Some will object that beauty is not so much looks as a way of behaving, and this is the other thing Card brings out. As Rebekah meets a particular woman for the first time, she is shocked to realize that though she is as beautiful as this woman, Rebekah has none of the grace, charm, and social skill necessary to really use this to full, feminine advantage. And so she sets out to learn and acquire the ability to make small-talk, flirt (such as it is in biblical times), etc. Until recently, I had mostly assumed that people were either just born with this grace or without: I had never really contemplated it as a skill to be acquired.

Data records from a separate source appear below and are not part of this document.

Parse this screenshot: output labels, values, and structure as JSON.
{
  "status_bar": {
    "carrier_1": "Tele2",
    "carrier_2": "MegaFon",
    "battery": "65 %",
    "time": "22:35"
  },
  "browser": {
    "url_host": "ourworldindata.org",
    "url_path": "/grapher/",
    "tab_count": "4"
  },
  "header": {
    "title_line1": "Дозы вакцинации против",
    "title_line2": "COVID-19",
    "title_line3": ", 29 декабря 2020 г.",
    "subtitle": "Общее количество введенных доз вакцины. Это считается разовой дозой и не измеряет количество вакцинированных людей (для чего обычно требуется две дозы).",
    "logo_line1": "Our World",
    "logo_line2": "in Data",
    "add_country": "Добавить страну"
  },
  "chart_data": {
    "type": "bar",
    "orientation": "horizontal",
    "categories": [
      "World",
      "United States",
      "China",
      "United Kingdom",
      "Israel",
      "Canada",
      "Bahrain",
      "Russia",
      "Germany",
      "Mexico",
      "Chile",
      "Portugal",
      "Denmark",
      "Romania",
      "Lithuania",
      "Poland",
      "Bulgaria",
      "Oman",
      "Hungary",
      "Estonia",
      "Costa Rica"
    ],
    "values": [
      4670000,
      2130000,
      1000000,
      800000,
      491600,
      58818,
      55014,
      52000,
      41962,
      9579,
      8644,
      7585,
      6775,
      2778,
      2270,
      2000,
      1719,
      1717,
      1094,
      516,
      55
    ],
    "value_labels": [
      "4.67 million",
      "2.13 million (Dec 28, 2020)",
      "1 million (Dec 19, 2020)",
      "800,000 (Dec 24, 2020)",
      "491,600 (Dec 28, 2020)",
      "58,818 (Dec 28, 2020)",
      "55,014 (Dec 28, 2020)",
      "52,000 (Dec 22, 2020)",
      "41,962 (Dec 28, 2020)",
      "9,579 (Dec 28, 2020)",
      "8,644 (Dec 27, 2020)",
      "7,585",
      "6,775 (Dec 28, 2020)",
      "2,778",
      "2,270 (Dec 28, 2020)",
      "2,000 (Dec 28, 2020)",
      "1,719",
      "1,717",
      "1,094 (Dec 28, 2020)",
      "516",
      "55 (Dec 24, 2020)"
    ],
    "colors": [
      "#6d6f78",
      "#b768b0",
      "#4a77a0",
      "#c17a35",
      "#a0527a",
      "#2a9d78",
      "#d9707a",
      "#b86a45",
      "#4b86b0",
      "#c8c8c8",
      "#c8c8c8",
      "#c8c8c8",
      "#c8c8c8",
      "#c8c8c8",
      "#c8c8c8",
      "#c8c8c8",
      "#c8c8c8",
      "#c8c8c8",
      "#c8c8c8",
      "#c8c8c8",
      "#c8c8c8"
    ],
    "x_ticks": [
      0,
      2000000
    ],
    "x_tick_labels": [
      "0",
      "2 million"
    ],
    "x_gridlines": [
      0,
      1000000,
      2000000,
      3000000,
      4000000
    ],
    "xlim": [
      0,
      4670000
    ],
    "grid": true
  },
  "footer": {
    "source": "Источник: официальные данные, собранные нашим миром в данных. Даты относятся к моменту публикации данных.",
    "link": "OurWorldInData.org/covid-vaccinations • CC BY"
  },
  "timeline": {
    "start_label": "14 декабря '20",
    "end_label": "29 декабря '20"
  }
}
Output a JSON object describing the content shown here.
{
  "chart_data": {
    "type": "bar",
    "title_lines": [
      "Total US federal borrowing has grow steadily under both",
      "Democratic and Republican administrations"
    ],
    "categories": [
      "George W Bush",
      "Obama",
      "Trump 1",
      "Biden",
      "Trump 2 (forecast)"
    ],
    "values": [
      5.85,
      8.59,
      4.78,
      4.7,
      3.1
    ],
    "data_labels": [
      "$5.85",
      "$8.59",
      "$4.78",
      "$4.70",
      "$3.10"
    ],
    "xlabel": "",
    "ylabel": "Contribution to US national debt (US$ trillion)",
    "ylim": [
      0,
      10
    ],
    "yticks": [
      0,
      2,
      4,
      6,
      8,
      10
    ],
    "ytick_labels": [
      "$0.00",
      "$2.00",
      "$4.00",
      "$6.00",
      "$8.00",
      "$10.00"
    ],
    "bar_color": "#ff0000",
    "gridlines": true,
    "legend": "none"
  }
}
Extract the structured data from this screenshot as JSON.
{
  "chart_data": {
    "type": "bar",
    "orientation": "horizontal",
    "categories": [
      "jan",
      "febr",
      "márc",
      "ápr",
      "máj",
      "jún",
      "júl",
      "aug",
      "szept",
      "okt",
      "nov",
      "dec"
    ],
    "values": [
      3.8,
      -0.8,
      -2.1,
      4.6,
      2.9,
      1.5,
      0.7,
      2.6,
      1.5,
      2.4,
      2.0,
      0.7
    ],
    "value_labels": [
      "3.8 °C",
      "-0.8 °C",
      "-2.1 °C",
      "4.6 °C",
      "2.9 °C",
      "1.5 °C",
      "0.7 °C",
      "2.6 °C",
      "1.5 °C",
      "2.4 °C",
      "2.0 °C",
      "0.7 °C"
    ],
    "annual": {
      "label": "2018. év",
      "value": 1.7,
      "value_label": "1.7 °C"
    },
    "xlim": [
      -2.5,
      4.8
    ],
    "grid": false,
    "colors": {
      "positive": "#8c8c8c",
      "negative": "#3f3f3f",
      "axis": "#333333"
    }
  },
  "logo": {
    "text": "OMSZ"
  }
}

Now that I think about it, this is one skill that I could really use, considering my natural tendency is to be blunt or outspokenly passionate about everything. A little charm or grace could do a lot to mediate the bad effects of these two things. I've always avoided being too feminine, but maybe it's time to dabble in that area. I won't hesistate to say I feel quite silly though.
(Aside: I find it ironic that I finish this post while listening to "Astonishing," the song from the Little Women musical in which Jo's refuses Laurie's proposal. Pretty much the antithesis to the woman aspiring to marriage, and currently one of my favorite songs. Hmm.)